Russia Day Under the Sign of Fear: Why the Kremlin Responds to the Crimean Crisis with Terror Against Ukrainian Cities
Just a few months ago, one of the Kremlin’s key victory narratives was the image of Crimea as an impregnable fortress. Today, the situation has changed. The question is no longer whether Ukraine is capable of creating problems for Russian logistics on the peninsula. The question is how Russia will respond to those problems.
Recent weeks have revealed a troubling pattern. The greater the pressure on the transport and fuel infrastructure of occupied Crimea, the more aggressive the Kremlin’s rhetoric becomes regarding strikes on Ukrainian cities.
Reports of fuel shortages, supply difficulties, and fears of further deterioration are appearing increasingly often on the occupied peninsula. For local residents, this is a visible sign that the war no longer exists only on television screens or in isolated strikes against military facilities. The war has reached Crimea itself and is beginning to affect everyday life on the peninsula.
For Moscow, however, the problem extends far beyond economics, transportation, or even the daily lives of local residents. Crimea is a key military hub for Russia’s presence in southern Ukraine. That is why any strikes on logistics—especially on this scale—create consequences that cannot be offset by political statements or television propaganda.
This appears particularly symbolic on June 12, Russia Day.
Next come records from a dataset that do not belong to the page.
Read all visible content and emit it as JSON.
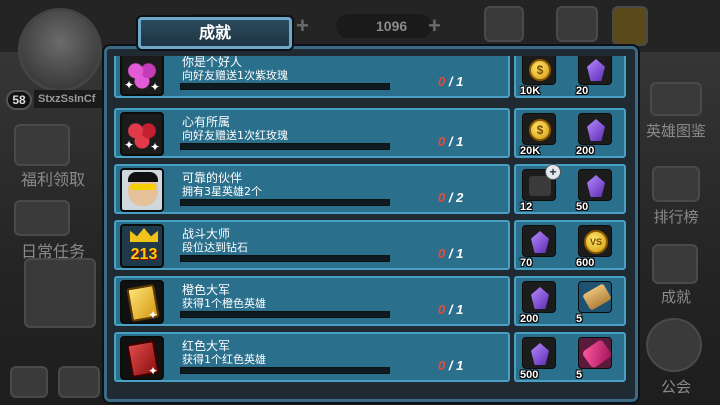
{
  "hud": {
    "player_level": "58",
    "player_name": "StxzSsInCf",
    "gem_count": "1096",
    "plus_symbol": "+"
  },
  "left_menu": [
    {
      "label": "福利领取"
    },
    {
      "label": "日常任务"
    }
  ],
  "right_menu": [
    {
      "label": "英雄图鉴"
    },
    {
      "label": "排行榜"
    },
    {
      "label": "成就"
    },
    {
      "label": "公会"
    }
  ],
  "panel": {
    "title": "成就"
  },
  "achievements": [
    {
      "name": "你是个好人",
      "desc": "向好友赠送1次紫玫瑰",
      "current": "0",
      "total": "1",
      "progress": 0,
      "icon": "purple-roses-icon",
      "rewards": [
        {
          "icon": "gold-coin-icon",
          "amount": "10K"
        },
        {
          "icon": "purple-gem-icon",
          "amount": "20"
        }
      ]
    },
    {
      "name": "心有所属",
      "desc": "向好友赠送1次红玫瑰",
      "current": "0",
      "total": "1",
      "progress": 0,
      "icon": "red-roses-icon",
      "rewards": [
        {
          "icon": "gold-coin-icon",
          "amount": "20K"
        },
        {
          "icon": "purple-gem-icon",
          "amount": "200"
        }
      ]
    },
    {
      "name": "可靠的伙伴",
      "desc": "拥有3星英雄2个",
      "current": "0",
      "total": "2",
      "progress": 0,
      "icon": "hero-face-icon",
      "rewards": [
        {
          "icon": "hero-card-icon",
          "amount": "12"
        },
        {
          "icon": "purple-gem-icon",
          "amount": "50"
        }
      ]
    },
    {
      "name": "战斗大师",
      "desc": "段位达到钻石",
      "current": "0",
      "total": "1",
      "progress": 0,
      "icon": "crown-podium-icon",
      "rewards": [
        {
          "icon": "purple-gem-icon",
          "amount": "70"
        },
        {
          "icon": "vs-coin-icon",
          "amount": "600",
          "coin_text": "VS"
        }
      ]
    },
    {
      "name": "橙色大军",
      "desc": "获得1个橙色英雄",
      "current": "0",
      "total": "1",
      "progress": 0,
      "icon": "orange-card-icon",
      "rewards": [
        {
          "icon": "purple-gem-icon",
          "amount": "200"
        },
        {
          "icon": "scroll-icon",
          "amount": "5"
        }
      ]
    },
    {
      "name": "红色大军",
      "desc": "获得1个红色英雄",
      "current": "0",
      "total": "1",
      "progress": 0,
      "icon": "red-card-icon",
      "rewards": [
        {
          "icon": "purple-gem-icon",
          "amount": "500"
        },
        {
          "icon": "rocket-icon",
          "amount": "5"
        }
      ]
    }
  ],
  "colors": {
    "row_bg": "#2a6f8c",
    "row_border": "#4aa0c2",
    "progress_current": "#e84a3a",
    "panel_border": "#3b6a86"
  }
}
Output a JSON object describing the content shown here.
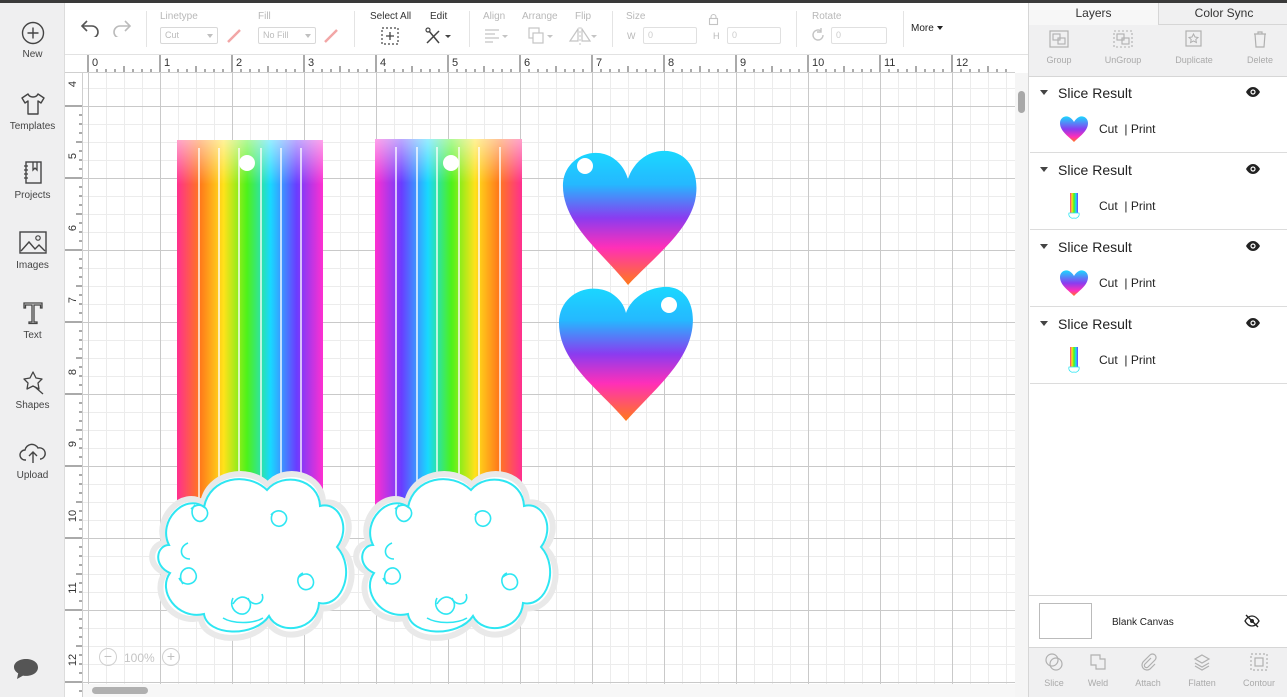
{
  "sidebar": {
    "items": [
      {
        "label": "New",
        "icon": "plus-circle-icon"
      },
      {
        "label": "Templates",
        "icon": "tshirt-icon"
      },
      {
        "label": "Projects",
        "icon": "notebook-icon"
      },
      {
        "label": "Images",
        "icon": "image-icon"
      },
      {
        "label": "Text",
        "icon": "text-icon"
      },
      {
        "label": "Shapes",
        "icon": "shapes-icon"
      },
      {
        "label": "Upload",
        "icon": "cloud-upload-icon"
      }
    ],
    "chat_icon": "chat-bubble-icon"
  },
  "toolbar": {
    "linetype_label": "Linetype",
    "linetype_value": "Cut",
    "fill_label": "Fill",
    "fill_value": "No Fill",
    "select_all_label": "Select All",
    "edit_label": "Edit",
    "align_label": "Align",
    "arrange_label": "Arrange",
    "flip_label": "Flip",
    "size_label": "Size",
    "width_label": "W",
    "width_value": "0",
    "height_label": "H",
    "height_value": "0",
    "rotate_label": "Rotate",
    "rotate_value": "0",
    "more_label": "More"
  },
  "ruler": {
    "top": [
      "0",
      "1",
      "2",
      "3",
      "4",
      "5",
      "6",
      "7",
      "8",
      "9",
      "10",
      "11",
      "12"
    ],
    "left": [
      "4",
      "5",
      "6",
      "7",
      "8",
      "9",
      "10",
      "11",
      "12"
    ]
  },
  "canvas": {
    "zoom": "100%"
  },
  "panel": {
    "tabs": [
      {
        "label": "Layers",
        "active": true
      },
      {
        "label": "Color Sync",
        "active": false
      }
    ],
    "tools": [
      "Group",
      "UnGroup",
      "Duplicate",
      "Delete"
    ],
    "layers": [
      {
        "title": "Slice Result",
        "thumb": "heart",
        "op_cut": "Cut",
        "op_print": "Print"
      },
      {
        "title": "Slice Result",
        "thumb": "rainbow",
        "op_cut": "Cut",
        "op_print": "Print"
      },
      {
        "title": "Slice Result",
        "thumb": "heart",
        "op_cut": "Cut",
        "op_print": "Print"
      },
      {
        "title": "Slice Result",
        "thumb": "rainbow",
        "op_cut": "Cut",
        "op_print": "Print"
      }
    ],
    "blank_canvas_label": "Blank Canvas",
    "bottom_tools": [
      "Slice",
      "Weld",
      "Attach",
      "Flatten",
      "Contour"
    ]
  },
  "colors": {
    "sidebar_bg": "#efeff0",
    "outline_cyan": "#2ee6f2",
    "heart_top": "#1ad8ff",
    "heart_mid": "#8a3cf0",
    "heart_bottom": "#ff7a1a"
  }
}
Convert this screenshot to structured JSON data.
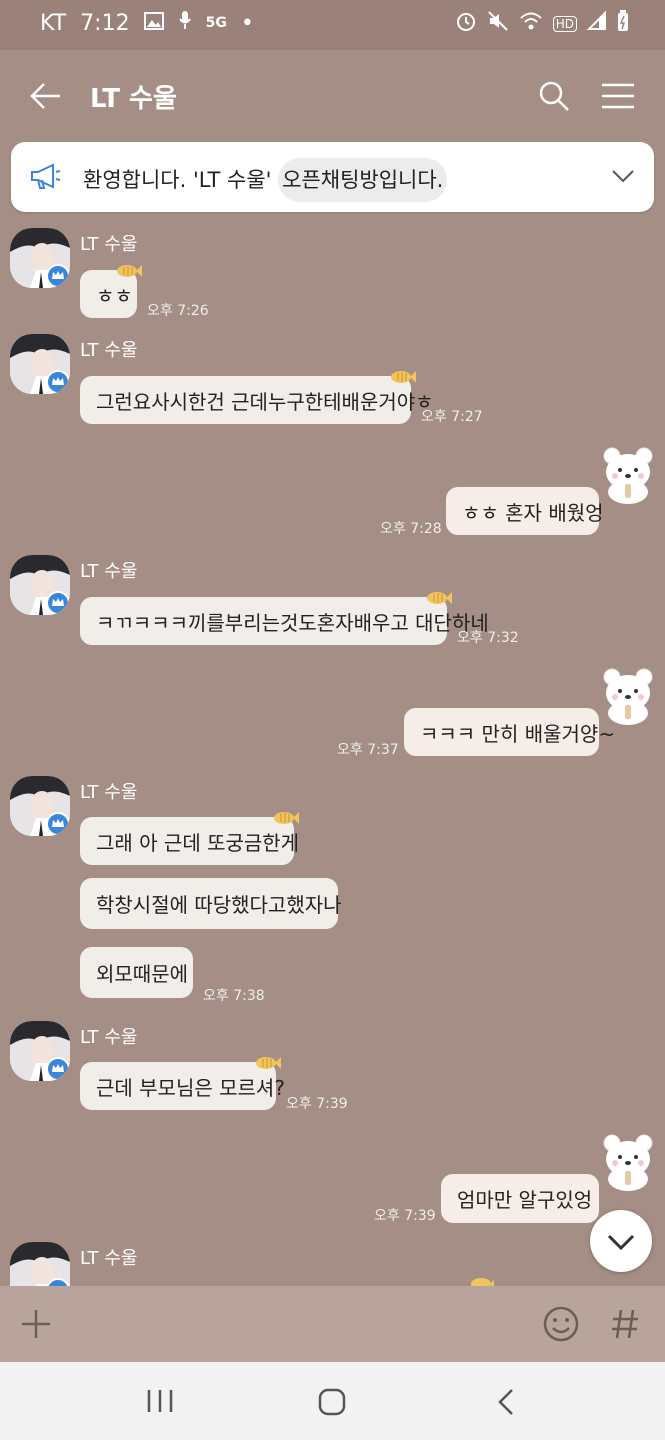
{
  "status": {
    "carrier": "KT",
    "time": "7:12",
    "network": "5G",
    "hd": "HD"
  },
  "chat": {
    "title": "LT 수울"
  },
  "notice": {
    "text_pre": "환영합니다. 'LT 수울' ",
    "text_hl": "오픈채팅방입니다."
  },
  "messages": {
    "sender": "LT 수울",
    "m1": {
      "text": "ㅎㅎ",
      "time": "오후 7:26"
    },
    "m2": {
      "text": "그런요사시한건 근데누구한테배운거야ㅎ",
      "time": "오후 7:27"
    },
    "m3": {
      "text": "ㅎㅎ 혼자 배웠엉",
      "time": "오후 7:28"
    },
    "m4": {
      "text": "ㅋㄲㅋㅋㅋ끼를부리는것도혼자배우고 대단하네",
      "time": "오후 7:32"
    },
    "m5": {
      "text": "ㅋㅋㅋ 만히 배울거양~",
      "time": "오후 7:37"
    },
    "m6a": {
      "text": "그래 아 근데 또궁금한게"
    },
    "m6b": {
      "text": "학창시절에 따당했다고했자나"
    },
    "m6c": {
      "text": "외모때문에",
      "time": "오후 7:38"
    },
    "m7": {
      "text": "근데 부모님은 모르셔?",
      "time": "오후 7:39"
    },
    "m8": {
      "text": "엄마만 알구있엉",
      "time": "오후 7:39"
    }
  },
  "colors": {
    "background": "#a58e85",
    "incoming": "#f1eee9",
    "outgoing": "#f6ece8",
    "notice": "#ffffff"
  }
}
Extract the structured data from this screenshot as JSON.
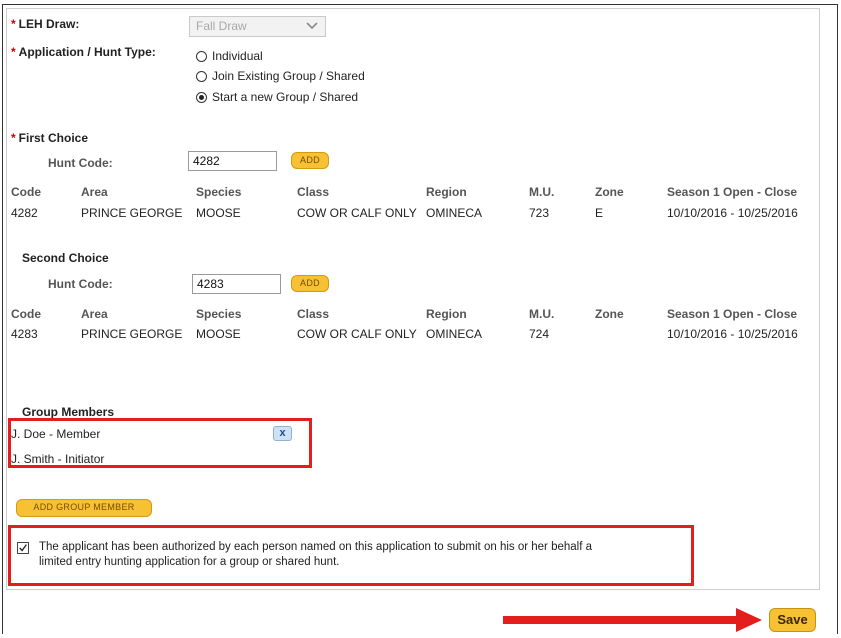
{
  "leh": {
    "label": "LEH Draw:",
    "selected": "Fall Draw"
  },
  "application": {
    "label": "Application / Hunt Type:",
    "options": [
      "Individual",
      "Join Existing Group / Shared",
      "Start a new Group / Shared"
    ],
    "selected_index": 2
  },
  "first_choice": {
    "heading": "First Choice",
    "hunt_code_label": "Hunt Code:",
    "hunt_code_value": "4282",
    "add_label": "ADD",
    "columns": [
      "Code",
      "Area",
      "Species",
      "Class",
      "Region",
      "M.U.",
      "Zone",
      "Season 1 Open - Close"
    ],
    "row": {
      "code": "4282",
      "area": "PRINCE GEORGE",
      "species": "MOOSE",
      "class": "COW OR CALF ONLY",
      "region": "OMINECA",
      "mu": "723",
      "zone": "E",
      "season": "10/10/2016 - 10/25/2016"
    }
  },
  "second_choice": {
    "heading": "Second Choice",
    "hunt_code_label": "Hunt Code:",
    "hunt_code_value": "4283",
    "add_label": "ADD",
    "columns": [
      "Code",
      "Area",
      "Species",
      "Class",
      "Region",
      "M.U.",
      "Zone",
      "Season 1 Open - Close"
    ],
    "row": {
      "code": "4283",
      "area": "PRINCE GEORGE",
      "species": "MOOSE",
      "class": "COW OR CALF ONLY",
      "region": "OMINECA",
      "mu": "724",
      "zone": "",
      "season": "10/10/2016 - 10/25/2016"
    }
  },
  "group": {
    "heading": "Group Members",
    "members": [
      "J. Doe - Member",
      "J. Smith - Initiator"
    ],
    "remove_label": "x",
    "add_member_label": "ADD GROUP MEMBER"
  },
  "authorization": {
    "checked": true,
    "line1": "The applicant has been authorized by each person named on this application to submit on his or her behalf a",
    "line2": "limited entry hunting application for a group or shared hunt."
  },
  "save_label": "Save",
  "colors": {
    "accent_yellow": "#f6c233",
    "highlight_red": "#e41d1d",
    "required_red": "#cc0000",
    "remove_blue": "#cfe2f5"
  }
}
A holiday that for years served as a demonstration of state power is this year accompanied by defeat and humiliation. Instead of celebrating new victories, the Kremlin is forced to explain supply problems in the occupied territories and strengthen security measures around its own military infrastructure.
It is at moments like these that the true logic of Russia’s strategy becomes visible.
When the Russian army cannot demonstrate convincing results on the battlefield, when the capture of a few ruined villages is presented as a major success, and when logistics begin to collapse under Ukrainian strikes, the Kremlin returns to the one instrument that always remains at its disposal:
Terror against the civilian population.
According to available information, the Russian leadership is considering one of the largest combined attacks of the entire full-scale war.
The scale of such a strike demonstrates that Russia continues to seek psychological effects where military results have become virtually unattainable.
This has long been a defining characteristic of Russia’s military campaign. The worse the situation develops at the front, the more resources are directed toward attacks on civilian targets. The harder it becomes to explain the absence of victories to the population, the more missiles are launched at residential neighborhoods.
Russian officials often justify such attacks as an effort to “force Ukraine into peace.” In reality, they serve a different purpose: concealing from Russian society the fact that even in the fifth year of the war, the Kremlin remains incapable of achieving any of its original strategic objectives. The only goal it appeared to have secured — the land corridor to Crimea — is now slipping from its grasp under the strikes of Ukrainian drones.
That is why the main symbol of this year’s Russia Day is not flags, concerts, or ceremonial speeches.
Its main symbol is fear.
Fear of Crimea’s logistical vulnerability.
Fear of the depletion of military capabilities.
Fear of having to explain to Russian society why a war that was supposed to last only a few weeks has now entered its fifth year.
And it is this fear that is increasingly being transformed into missiles and drones directed against Ukrainian cities. Terror is the only instrument left in the aggressor’s arsenal.